Matthews et al. (1982) provided critical insights into the tolerance of the forearm axis to angular deformity. Their biomechanical models demonstrated that while the forearm can tolerate minor angular deformities (<10 degrees) without significant kinematic penalty, deformities exceeding 20 degrees, particularly those that narrow the interosseous space, result in severe mechanical block to pronation and supination. This study underscores the absolute necessity of precise plate contouring.
Contemporary Clinical Guidelines
Current AO/OTA guidelines emphasize the necessity of absolute stability for simple diaphyseal fractures, advocating for the use of 3.5 mm LC-DCP or LCP constructs.
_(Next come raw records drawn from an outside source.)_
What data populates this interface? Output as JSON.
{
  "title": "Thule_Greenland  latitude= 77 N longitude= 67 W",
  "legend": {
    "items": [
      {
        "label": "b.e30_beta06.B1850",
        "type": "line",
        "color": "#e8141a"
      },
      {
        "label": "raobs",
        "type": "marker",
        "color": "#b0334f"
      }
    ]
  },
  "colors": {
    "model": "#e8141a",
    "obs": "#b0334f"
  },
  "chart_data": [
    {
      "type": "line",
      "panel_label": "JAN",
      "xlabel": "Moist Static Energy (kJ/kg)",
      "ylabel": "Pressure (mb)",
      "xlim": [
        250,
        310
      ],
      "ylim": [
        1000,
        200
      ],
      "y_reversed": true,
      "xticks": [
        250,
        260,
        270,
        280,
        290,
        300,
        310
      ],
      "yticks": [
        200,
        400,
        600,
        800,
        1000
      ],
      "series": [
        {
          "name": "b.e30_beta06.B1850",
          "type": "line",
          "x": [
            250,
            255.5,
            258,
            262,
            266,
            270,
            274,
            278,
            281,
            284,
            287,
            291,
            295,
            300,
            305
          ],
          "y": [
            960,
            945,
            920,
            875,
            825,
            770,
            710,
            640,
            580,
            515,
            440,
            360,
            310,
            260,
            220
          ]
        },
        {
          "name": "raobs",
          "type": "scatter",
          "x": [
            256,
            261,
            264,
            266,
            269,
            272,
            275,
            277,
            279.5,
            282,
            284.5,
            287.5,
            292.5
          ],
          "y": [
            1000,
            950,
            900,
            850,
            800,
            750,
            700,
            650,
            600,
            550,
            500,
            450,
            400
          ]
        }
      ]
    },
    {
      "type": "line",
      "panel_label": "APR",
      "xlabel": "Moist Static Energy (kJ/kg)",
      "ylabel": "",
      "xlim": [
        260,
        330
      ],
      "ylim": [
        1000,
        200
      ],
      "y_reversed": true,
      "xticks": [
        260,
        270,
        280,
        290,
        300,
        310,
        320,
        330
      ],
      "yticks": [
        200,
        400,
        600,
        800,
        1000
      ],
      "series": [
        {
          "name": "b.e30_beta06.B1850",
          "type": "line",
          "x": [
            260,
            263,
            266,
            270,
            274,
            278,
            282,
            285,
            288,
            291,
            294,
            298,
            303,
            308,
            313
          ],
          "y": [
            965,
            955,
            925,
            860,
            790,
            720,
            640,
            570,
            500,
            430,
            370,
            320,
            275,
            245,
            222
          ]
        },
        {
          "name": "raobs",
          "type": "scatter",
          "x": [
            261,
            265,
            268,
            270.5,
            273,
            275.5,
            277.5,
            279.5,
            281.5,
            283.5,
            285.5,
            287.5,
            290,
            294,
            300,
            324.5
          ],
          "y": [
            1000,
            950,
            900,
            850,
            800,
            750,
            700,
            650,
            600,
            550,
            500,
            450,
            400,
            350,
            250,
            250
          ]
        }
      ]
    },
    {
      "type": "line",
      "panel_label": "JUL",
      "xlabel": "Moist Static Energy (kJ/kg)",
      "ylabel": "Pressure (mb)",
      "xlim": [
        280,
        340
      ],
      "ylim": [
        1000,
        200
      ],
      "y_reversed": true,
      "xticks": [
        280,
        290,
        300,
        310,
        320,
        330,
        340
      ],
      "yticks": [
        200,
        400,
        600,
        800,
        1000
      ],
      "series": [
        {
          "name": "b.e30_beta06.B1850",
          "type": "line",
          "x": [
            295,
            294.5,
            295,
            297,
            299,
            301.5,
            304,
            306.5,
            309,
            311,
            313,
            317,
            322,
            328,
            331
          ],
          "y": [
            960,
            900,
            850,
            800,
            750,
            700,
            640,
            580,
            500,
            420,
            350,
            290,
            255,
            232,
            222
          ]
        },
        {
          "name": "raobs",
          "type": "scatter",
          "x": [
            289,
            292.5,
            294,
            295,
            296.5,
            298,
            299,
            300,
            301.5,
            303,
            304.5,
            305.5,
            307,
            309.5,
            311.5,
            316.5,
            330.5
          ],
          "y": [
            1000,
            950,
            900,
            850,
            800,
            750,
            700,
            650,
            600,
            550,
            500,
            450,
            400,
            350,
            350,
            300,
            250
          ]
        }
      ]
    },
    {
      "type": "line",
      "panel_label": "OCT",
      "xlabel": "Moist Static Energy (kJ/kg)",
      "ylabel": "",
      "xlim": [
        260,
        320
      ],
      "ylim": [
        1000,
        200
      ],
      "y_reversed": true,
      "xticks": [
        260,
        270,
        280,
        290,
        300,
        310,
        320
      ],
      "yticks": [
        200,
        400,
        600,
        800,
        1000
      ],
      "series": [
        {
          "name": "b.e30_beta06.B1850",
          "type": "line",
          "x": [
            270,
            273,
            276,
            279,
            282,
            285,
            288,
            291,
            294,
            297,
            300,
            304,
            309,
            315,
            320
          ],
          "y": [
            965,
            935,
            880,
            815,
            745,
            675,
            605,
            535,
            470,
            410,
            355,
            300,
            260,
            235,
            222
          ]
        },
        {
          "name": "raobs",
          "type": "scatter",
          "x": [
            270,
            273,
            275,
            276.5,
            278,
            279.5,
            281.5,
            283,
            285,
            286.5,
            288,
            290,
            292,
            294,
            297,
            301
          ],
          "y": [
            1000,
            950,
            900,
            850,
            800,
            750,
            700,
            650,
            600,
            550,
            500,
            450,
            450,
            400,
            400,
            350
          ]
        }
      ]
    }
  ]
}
The literature consistently supports the superiority of operative intervention over conservative management for displaced adult forearm fractures, citing significantly lower rates of nonunion and superior functional outcomes.
Recent advancements in the literature focus on the utility of three-dimensional templating and patient-specific instrumentation (PSI) for the correction of complex diaphyseal malunions. Studies have shown that PSI significantly improves the accuracy of radial bow restoration compared to conventional freehand osteotomy techniques, translating to superior recovery of pronation and supination in the salvage setting. Furthermore, the routine use of dual incisions (separate volar Henry and dorsal ulnar approaches) is universally recommended over single-incision approaches to minimize the devastating complication of radioulnar synostosis.